= Michelle Clayman =

American businessman

Michelle R. Clayman is chief investment officer of New Amsterdam Partners, LLC, a firm she founded in 1986. New Amsterdam Partners offers large cap and mid cap investment strategies to institutional investors. Clayman sits on the Boards of the Society of Quantitative Analysts(of which she is a past President), and The Institute for Quantitative Research. She is a frequent commentator for CNBC, Bloomberg, and other financial media.

==Education==
A graduate of Stanford University's Graduate School of Business, Clayman is the first woman to receive the School's Excellence in Leadership Award, in 2008.

==Philanthropy & Causes==
Clayman is a strong supporter of women's causes, notably as the chair of the Michelle R. Clayman Institute for Gender Research at Stanford University. In 2010, the National Council for Research on Women awarded Clayman the "Making a Difference for Women Award" recognizing Clayman's leadership in supporting research on women. In 2018 she was appointed to Stanford University's board of trustees.

Clayman has been a Girl Scout troop leader for many years and as of 2022 is serving as chair of the board of directors of the Girl Scout Council of Greater New York.

As of 2015 she was on the board of Sustainable Health Enterprises (SHE). She is known as a role model for women in finance.

Clayman says she owes her education to her mother, who was evacuated from England to the United States during World War II and there received a college education. Her mother then ensured her children benefited in the same way. Clayman received a degree in Philosophy, Politics and Economics from Oxford University, England (MA Oxon).

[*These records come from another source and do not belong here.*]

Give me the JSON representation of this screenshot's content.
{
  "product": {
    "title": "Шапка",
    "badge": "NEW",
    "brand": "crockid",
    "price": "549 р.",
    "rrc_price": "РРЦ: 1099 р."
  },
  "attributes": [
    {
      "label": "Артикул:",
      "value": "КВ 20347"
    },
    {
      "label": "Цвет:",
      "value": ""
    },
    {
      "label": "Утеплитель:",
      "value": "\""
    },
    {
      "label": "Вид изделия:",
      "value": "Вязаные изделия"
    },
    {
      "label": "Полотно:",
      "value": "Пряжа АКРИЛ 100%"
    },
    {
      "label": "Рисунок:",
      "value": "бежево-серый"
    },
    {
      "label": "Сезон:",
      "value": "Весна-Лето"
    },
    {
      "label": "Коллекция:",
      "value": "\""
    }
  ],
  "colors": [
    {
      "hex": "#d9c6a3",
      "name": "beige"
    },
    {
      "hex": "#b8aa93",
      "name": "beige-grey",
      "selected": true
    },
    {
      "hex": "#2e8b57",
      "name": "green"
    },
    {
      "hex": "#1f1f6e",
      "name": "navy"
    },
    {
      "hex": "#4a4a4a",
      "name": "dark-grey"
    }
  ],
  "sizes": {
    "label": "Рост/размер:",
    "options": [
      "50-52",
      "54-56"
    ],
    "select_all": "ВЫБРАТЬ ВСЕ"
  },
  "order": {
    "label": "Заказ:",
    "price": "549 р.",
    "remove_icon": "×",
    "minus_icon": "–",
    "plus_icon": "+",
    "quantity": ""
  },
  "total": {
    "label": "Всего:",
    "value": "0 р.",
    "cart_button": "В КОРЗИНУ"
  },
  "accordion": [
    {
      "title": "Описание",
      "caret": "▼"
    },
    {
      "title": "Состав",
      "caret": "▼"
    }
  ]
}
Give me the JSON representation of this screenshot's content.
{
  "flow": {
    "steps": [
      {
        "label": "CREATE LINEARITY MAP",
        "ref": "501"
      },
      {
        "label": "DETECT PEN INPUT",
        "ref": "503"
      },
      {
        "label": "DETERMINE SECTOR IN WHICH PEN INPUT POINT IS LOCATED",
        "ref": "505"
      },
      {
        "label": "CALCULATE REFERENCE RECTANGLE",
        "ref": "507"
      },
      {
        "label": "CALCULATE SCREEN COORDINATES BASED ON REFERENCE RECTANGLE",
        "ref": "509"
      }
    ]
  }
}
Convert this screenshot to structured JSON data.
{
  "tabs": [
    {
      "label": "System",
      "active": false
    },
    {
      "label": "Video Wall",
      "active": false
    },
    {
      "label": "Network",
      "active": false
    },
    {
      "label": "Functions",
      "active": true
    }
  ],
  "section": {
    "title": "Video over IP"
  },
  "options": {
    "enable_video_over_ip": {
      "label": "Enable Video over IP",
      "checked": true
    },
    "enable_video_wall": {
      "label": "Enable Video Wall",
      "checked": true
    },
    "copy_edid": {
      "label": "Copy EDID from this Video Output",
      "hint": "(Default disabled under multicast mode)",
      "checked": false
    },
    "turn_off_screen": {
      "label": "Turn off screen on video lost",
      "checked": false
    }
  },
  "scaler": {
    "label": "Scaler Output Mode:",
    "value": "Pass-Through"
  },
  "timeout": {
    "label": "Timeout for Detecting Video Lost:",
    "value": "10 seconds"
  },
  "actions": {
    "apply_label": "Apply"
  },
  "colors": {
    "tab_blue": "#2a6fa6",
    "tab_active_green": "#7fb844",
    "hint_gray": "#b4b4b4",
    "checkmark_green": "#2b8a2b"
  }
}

Clayman's other volunteer activities include serving as a Director of Children of Bellevue, a charity providing services to children at New York's Bellevue Hospital. She is also a member of the Dean's Council at the Harvard Divinity School.

==Select publications==
Clayman is published in investment management journals on topics mainly concentrating on portfolio construction and asset management. Some of the publications are listed below

===Books===

- Clayman, M.R., Fridson, M.S. and Troughton, G.H., 2012. Corporate Finance Workbook: A Practical Approach (Vol. 43). John Wiley & Sons.

===Journal articles===

- Clayman, M., 1987. In Search of Excellence: The Investor’s Viewpoint. Financial Analysts Journal, 43(3), pp. 54–63.
- Clayman, M., 1994. Excellence revisited. Financial Analysts Journal, 50(3), pp. 61–65.